It may not be relevant to your research anymore, but maybe some thoughts in general how to approach the search for hard to find towns can help others:

  • Sometimes it helps searching the language-specific Wikipedia for the towns, There tend to be way more villages or districts of larger towns listed. For Germany and German speaking areas outside Germany that is de.wikipedia.org.
  • Particularly the German Wikipedia often lists the name also as it sounds in the dialect of the area which can be completely different from the formal German name and hence end up in a completely different misspelling in English documents. Examples: Stuttgart - Schduegerd, München - Minga, Freiburg - Friburg, Aachen - Oche.
  • Consider umlauts - search results will differ whether an umlaut is used or not. Consider variant ways of rendering an umlaut: For a that can be ä, ae, æ, ae, depending on the time and type of document.
  • The use of the "long s" ſ can change the pronunciation depending on time and region: ſſ in Bohemia is pronounced sch, in Germany it would be only in the middle of a word and make the preceding vowel short, at the end of a word it would be written as ſs. Written in the middle of a word that would be similar to ſz making the preceding vowel long.
by Helmut Jungschaffer G2G6 Pilot (552k points)

Helmut, Thank you for your notes above. I must ask a couple of questions, for myself and for the many others who may be in the complexity of looking for similar items.

       What are the letters in English in the use of "the 'long S' or 'long s'"? [Yes, I've seen them  in type for years, surely. And wouldn't the the term or item be spelled in English as SS, or ss?] You represent them, I see your notes, as "Sometimes it helps searching the language-specific [to] Wikipedia for the towns, but I have confusion trying to figure out any similarities between the ones you speak specifically about and the ones that simply appear.

I'm not all too familiar with the use of the "long s" in English, my hunch would be to assume a "long s" was simply used in the middle of a word and a "round s" at the end. It would, therefore be correct to simply replace it with a modern "s" in transcriptions.

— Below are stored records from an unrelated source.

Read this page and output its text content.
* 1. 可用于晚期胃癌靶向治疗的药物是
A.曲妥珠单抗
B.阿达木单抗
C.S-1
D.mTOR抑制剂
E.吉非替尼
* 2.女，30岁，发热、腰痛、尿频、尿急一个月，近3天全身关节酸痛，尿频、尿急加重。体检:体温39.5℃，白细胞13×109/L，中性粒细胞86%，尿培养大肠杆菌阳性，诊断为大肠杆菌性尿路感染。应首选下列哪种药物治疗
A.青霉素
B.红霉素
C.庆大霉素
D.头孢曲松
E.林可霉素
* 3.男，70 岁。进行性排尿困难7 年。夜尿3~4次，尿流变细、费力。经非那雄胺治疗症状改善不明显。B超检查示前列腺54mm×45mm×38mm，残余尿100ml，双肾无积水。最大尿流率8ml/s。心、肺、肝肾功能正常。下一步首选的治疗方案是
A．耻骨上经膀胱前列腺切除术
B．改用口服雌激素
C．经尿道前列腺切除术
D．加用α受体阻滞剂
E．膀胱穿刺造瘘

German dialects are quite different in their pronunciation from Hochdeutsch, the written German, to the extent that people from different areas in Germany with different dialects would have a hard time understanding each other if they wouldn't speak Hochdeutsch but their respective dialects. If some recent immigrant in the 18th or 19th century would have been asked where s/he was from and answered with the name of a town in his/her dialect the resulting record might look quite different from what we would expect knowing the official name.